Title: An Adversarially Robust Multi-View Multi-Kernel IoT Malware Threat Hunting Framework

Chair: Dr. Joe Sawada
Advisor: Dr. Ali Dehghantanha
Co-Advisor: Dr. Hadis Karimipour [Engineering]
Non-Advisory: Dr. Lei Lei [Engineering]
Non-Advisory: Dr. Charlie Obimbo

Abstract:
Today, cyber threats are becoming more complicated than anytime before. These threats cause a massive loss in social, political, and financial resources. Malware attacks have a significant share of cyber-threats in different platforms ranging from computer devices to critical infrastructure. The emerging trends of using Internet of Things (IoT) in our daily life bring up both promising prospects and security challenges. With diversified and numerous applications, IoT systems are now facing more security challenges than ever before. Malware is among the primary tool of cybercriminals to infect and exploit IoT devices.

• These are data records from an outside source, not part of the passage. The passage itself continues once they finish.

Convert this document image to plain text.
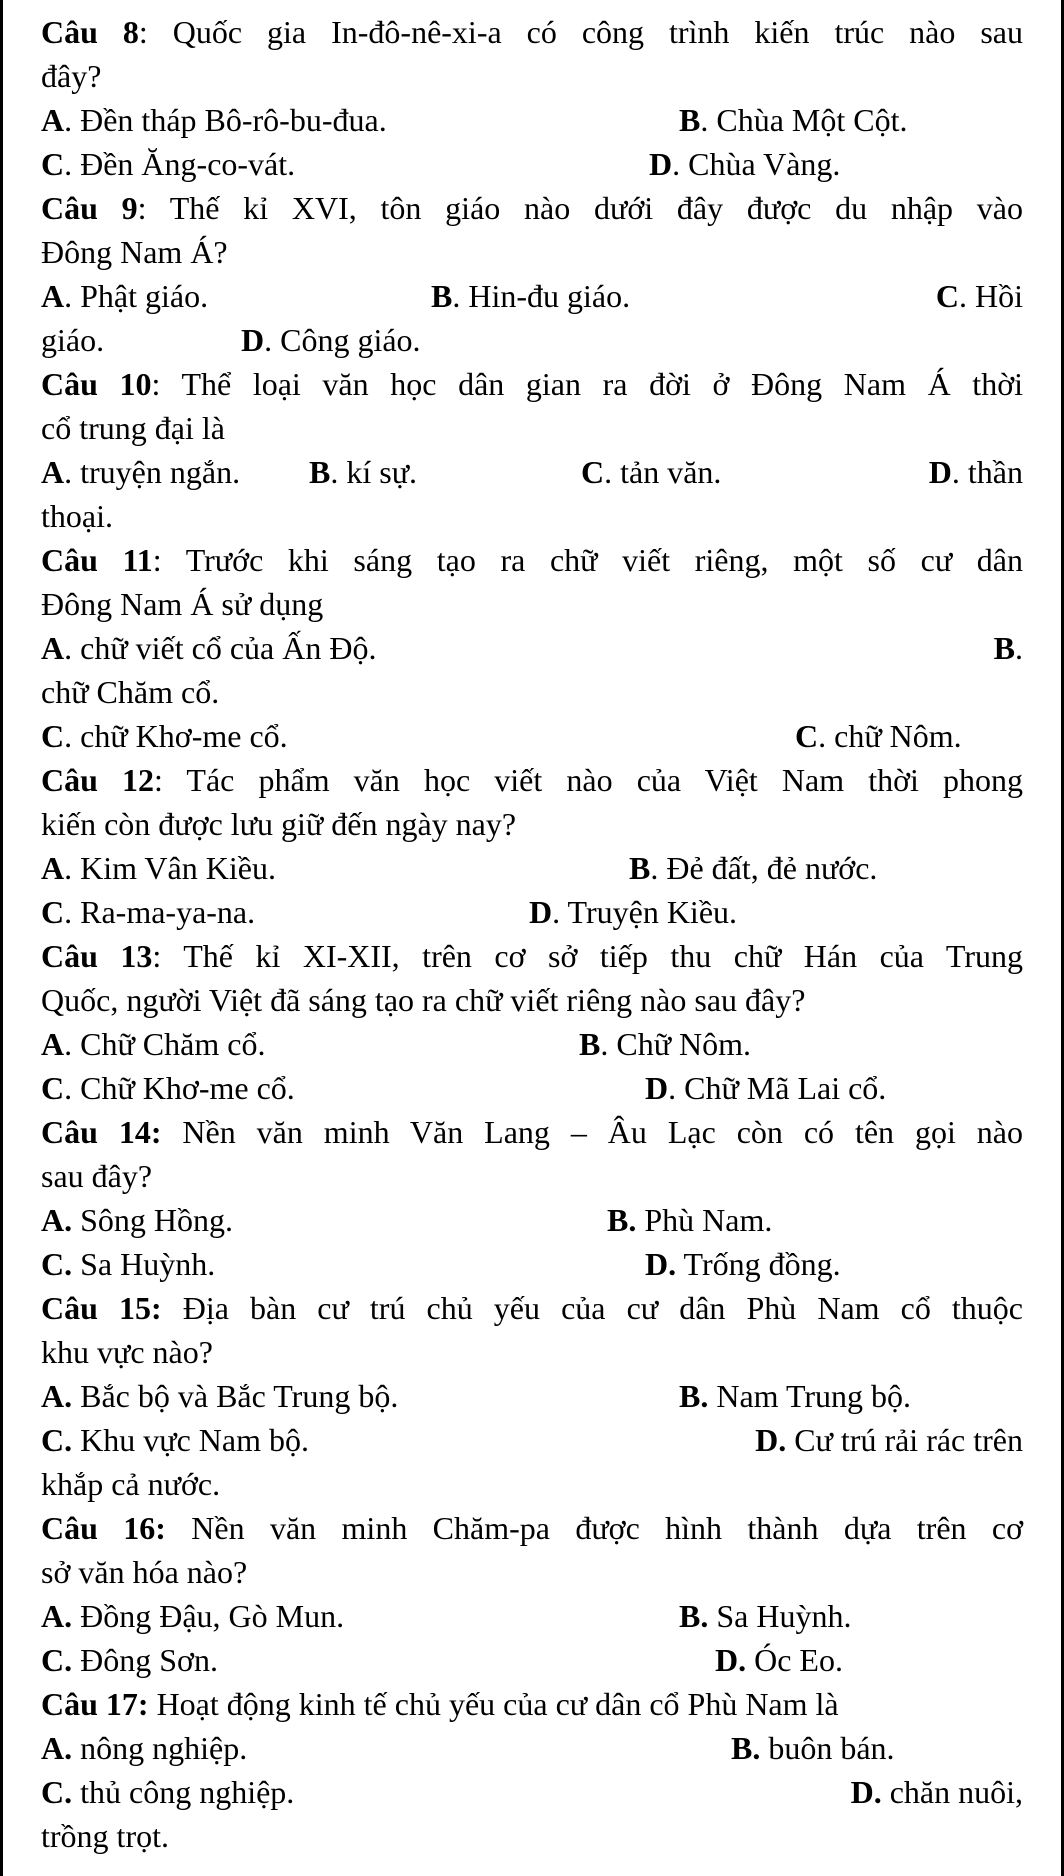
Câu 8: Quốc gia In-đô-nê-xi-a có công trình kiến trúc nào sau
đây?
A. Đền tháp Bô-rô-bu-đua.	B. Chùa Một Cột.
C. Đền Ăng-co-vát.	D. Chùa Vàng.
Câu 9: Thế kỉ XVI, tôn giáo nào dưới đây được du nhập vào
Đông Nam Á?
A. Phật giáo.	B. Hin-đu giáo.	C. Hồi
giáo.	D. Công giáo.
Câu 10: Thể loại văn học dân gian ra đời ở Đông Nam Á thời
cổ trung đại là
A. truyện ngắn. B. kí sự.	C. tản văn.	D. thần
thoại.
Câu 11: Trước khi sáng tạo ra chữ viết riêng, một số cư dân
Đông Nam Á sử dụng
A. chữ viết cổ của Ấn Độ.	B.
chữ Chăm cổ.
C. chữ Khơ-me cổ.	C. chữ Nôm.
Câu 12: Tác phẩm văn học viết nào của Việt Nam thời phong
kiến còn được lưu giữ đến ngày nay?
A. Kim Vân Kiều.	B. Đẻ đất, đẻ nước.
C. Ra-ma-ya-na.	D. Truyện Kiều.
Câu 13: Thế kỉ XI-XII, trên cơ sở tiếp thu chữ Hán của Trung
Quốc, người Việt đã sáng tạo ra chữ viết riêng nào sau đây?
A. Chữ Chăm cổ.	B. Chữ Nôm.
C. Chữ Khơ-me cổ.	D. Chữ Mã Lai cổ.
Câu 14: Nền văn minh Văn Lang – Âu Lạc còn có tên gọi nào
sau đây?
A. Sông Hồng.	B. Phù Nam.
C. Sa Huỳnh.	D. Trống đồng.
Câu 15: Địa bàn cư trú chủ yếu của cư dân Phù Nam cổ thuộc
khu vực nào?
A. Bắc bộ và Bắc Trung bộ.	B. Nam Trung bộ.
C. Khu vực Nam bộ.	D. Cư trú rải rác trên
khắp cả nước.
Câu 16: Nền văn minh Chăm-pa được hình thành dựa trên cơ
sở văn hóa nào?
A. Đồng Đậu, Gò Mun.	B. Sa Huỳnh.
C. Đông Sơn.	D. Óc Eo.
Câu 17: Hoạt động kinh tế chủ yếu của cư dân cổ Phù Nam là
A. nông nghiệp.	B. buôn bán.
C. thủ công nghiệp.	D. chăn nuôi,
trồng trọt.
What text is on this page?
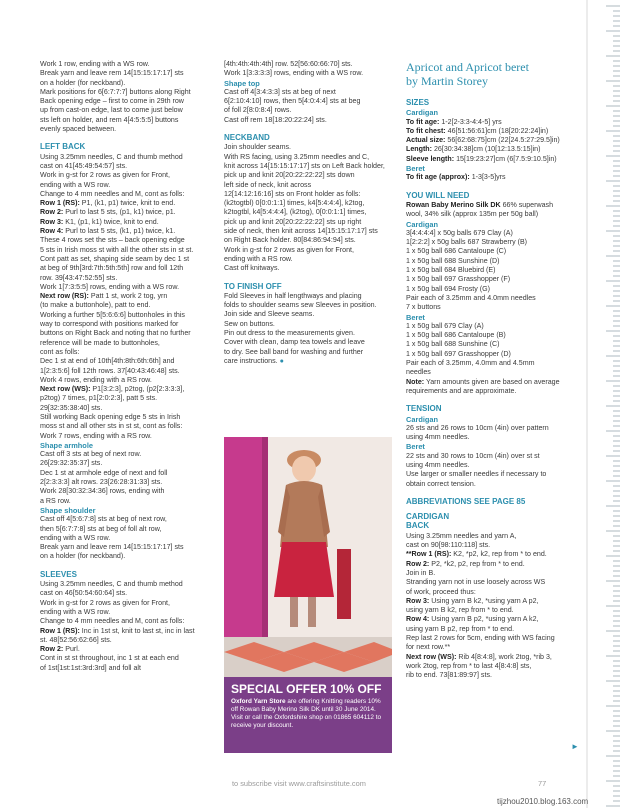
Work 1 row, ending with a WS row.
Break yarn and leave rem 14[15:15:17:17] sts
on a holder (for neckband).
Mark positions for 6[6:7:7:7] buttons along Right
Back opening edge – first to come in 29th row
up from cast-on edge, last to come just below
sts left on holder, and rem 4[4:5:5:5] buttons
evenly spaced between.

LEFT BACK

Using 3.25mm needles, C and thumb method
cast on 41[45:49:54:57] sts.
Work in g-st for 2 rows as given for Front,
ending with a WS row.
Change to 4 mm needles and M, cont as folls:

Row 1 (RS): P1, (k1, p1) twice, knit to end.

Row 2: Purl to last 5 sts, (p1, k1) twice, p1.

Row 3: K1, (p1, k1) twice, knit to end.

Row 4: Purl to last 5 sts, (k1, p1) twice, k1.

These 4 rows set the sts – back opening edge
5 sts in Irish moss st with all the other sts in st st.
Cont patt as set, shaping side seam by dec 1 st
at beg of 9th[3rd:7th:5th:5th] row and foll 12th
row. 39[43:47:52:55] sts.
Work 1[7:3:5:5] rows, ending with a WS row.

Next row (RS): Patt 1 st, work 2 tog, yrn
(to make a buttonhole), patt to end.

Working a further 5[5:6:6:6] buttonholes in this
way to correspond with positions marked for
buttons on Right Back and noting that no further
reference will be made to buttonholes,
cont as folls:
Dec 1 st at end of 10th[4th:8th:6th:6th] and
1[2:3:5:6] foll 12th rows. 37[40:43:46:48] sts.
Work 4 rows, ending with a RS row.

Next row (WS): P1[3:2:3], p2tog, (p2[2:3:3:3],
p2tog) 7 times, p1[2:0:2:3], patt 5 sts.
29[32:35:38:40] sts.
Still working Back opening edge 5 sts in Irish
moss st and all other sts in st st, cont as folls:
Work 7 rows, ending with a RS row.

Shape armhole

Cast off 3 sts at beg of next row.
26[29:32:35:37] sts.
Dec 1 st at armhole edge of next and foll
2[2:3:3:3] alt rows. 23[26:28:31:33] sts.
Work 28[30:32:34:36] rows, ending with
a RS row.

Shape shoulder

Cast off 4[5:6:7:8] sts at beg of next row,
then 5[6:7:7:8] sts at beg of foll alt row,
ending with a WS row.
Break yarn and leave rem 14[15:15:17:17] sts
on a holder (for neckband).

SLEEVES

Using 3.25mm needles, C and thumb method
cast on 46[50:54:60:64] sts.
Work in g-st for 2 rows as given for Front,
ending with a WS row.
Change to 4 mm needles and M, cont as folls:

Row 1 (RS): Inc in 1st st, knit to last st, inc in last
st. 48[52:56:62:66] sts.

Row 2: Purl.

Cont in st st throughout, inc 1 st at each end
of 1st[1st:1st:3rd:3rd] and foll alt

[4th:4th:4th:4th] row. 52[56:60:66:70] sts.
Work 1[3:3:3:3] rows, ending with a WS row.

Shape top

Cast off 4[3:4:3:3] sts at beg of next
6[2:10:4:10] rows, then 5[4:0:4:4] sts at beg
of foll 2[8:0:8:4] rows.
Cast off rem 18[18:20:22:24] sts.

NECKBAND

Join shoulder seams.
With RS facing, using 3.25mm needles and C,
knit across 14[15:15:17:17] sts on Left Back holder,
pick up and knit 20[20:22:22:22] sts down
left side of neck, knit across
12[14:12:16:16] sts on Front holder as folls:
(k2togtbl) 0[0:0:1:1] times, k4[5:4:4:4], k2tog,
k2togtbl, k4[5:4:4:4], (k2tog), 0[0:0:1:1] times,
pick up and knit 20[20:22:22:22] sts up right
side of neck, then knit across 14[15:15:17:17] sts
on Right Back holder. 80[84:86:94:94] sts.
Work in g-st for 2 rows as given for Front,
ending with a RS row.
Cast off knitways.

TO FINISH OFF

Fold Sleeves in half lengthways and placing
folds to shoulder seams sew Sleeves in position.
Join side and Sleeve seams.
Sew on buttons.
Pin out dress to the measurements given.
Cover with clean, damp tea towels and leave
to dry. See ball band for washing and further
care instructions. ●

SPECIAL OFFER 10% OFF

Oxford Yarn Store are offering Knitting readers 10% off Rowan Baby Merino Silk DK until 30 June 2014. Visit or call the Oxfordshire shop on 01865 604112 to receive your discount.

Apricot and Apricot beret

by Martin Storey

SIZES
Cardigan

To fit age: 1-2[2-3:3-4:4-5] yrs

To fit chest: 46[51:56:61]cm (18[20:22:24]in)

Actual size: 56[62:68:75]cm (22[24.5:27:29.5]in)

Length: 26[30:34:38]cm (10[12:13.5:15]in)

Sleeve length: 15[19:23:27]cm (6[7.5:9:10.5]in)

Beret

To fit age (approx): 1-3[3-5]yrs

YOU WILL NEED

Rowan Baby Merino Silk DK 66% superwash
wool, 34% silk (approx 135m per 50g ball)

Cardigan

3[4:4:4:4] x 50g balls 679 Clay (A)
1[2:2:2] x 50g balls 687 Strawberry (B)
1 x 50g ball 686 Cantaloupe (C)
1 x 50g ball 688 Sunshine (D)
1 x 50g ball 684 Bluebird (E)
1 x 50g ball 697 Grasshopper (F)
1 x 50g ball 694 Frosty (G)
Pair each of 3.25mm and 4.0mm needles
7 x buttons

Beret

1 x 50g ball 679 Clay (A)
1 x 50g ball 686 Cantaloupe (B)
1 x 50g ball 688 Sunshine (C)
1 x 50g ball 697 Grasshopper (D)
Pair each of 3.25mm, 4.0mm and 4.5mm
needles

Note: Yarn amounts given are based on average
requirements and are approximate.

TENSION
Cardigan

26 sts and 26 rows to 10cm (4in) over pattern
using 4mm needles.

Beret

22 sts and 30 rows to 10cm (4in) over st st
using 4mm needles.
Use larger or smaller needles if necessary to
obtain correct tension.

ABBREVIATIONS SEE PAGE 85
CARDIGAN
BACK

Using 3.25mm needles and yarn A,
cast on 90[98:110:118] sts.

**Row 1 (RS): K2, *p2, k2, rep from * to end.

Row 2: P2, *k2, p2, rep from * to end.

Join in B.
Stranding yarn not in use loosely across WS
of work, proceed thus:

Row 3: Using yarn B k2, *using yarn A p2,
using yarn B k2, rep from * to end.

Row 4: Using yarn B p2, *using yarn A k2,
using yarn B p2, rep from * to end.

Rep last 2 rows for 5cm, ending with WS facing
for next row.**

Next row (WS): Rib 4[8:4:8], work 2tog, *rib 3,
work 2tog, rep from * to last 4[8:4:8] sts,
rib to end. 73[81:89:97] sts.

►
to subscribe visit www.craftsinstitute.com	77
tijzhou2010.blog.163.com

Detecting malware threats (also known as threat hunting) allows security analysts to design a robust security posture against attackers’ tactics, techniques, and procedures (TTPs). However, timely threat hunting is a complicated task as not only the security mechanisms encounter new malicious payloads that do not include single behavior, also threat actors use evading techniques like generating adversarial examples to bypass Artificial Intelligence (AI) powered defensive mechanisms.

In this research, we propose an adversarially robust multi-view multi-kernel mal-ware threat hunting framework for IoT environments. This framework consists of three elements:
1) multi-kernel IoT malware threat hunting module; 2) a generative model for evaluating malware threat hunting module against adversarial attacks in order to make an adversarially robust threat hunter model; and 3) a stack of deep models to detect adversarial IoT malware samples. The multi-kernel approach uses an aggregation function that grabs all kernels information to detect malicious payloads from a different view (bytecodes and op-codes). The generative model tries to bypass deep neural network models like the Malconv that use adversarial techniques such as Code-caves. Finally, the prevention mechanism tries to detect adversarial examples based on their feature spaces.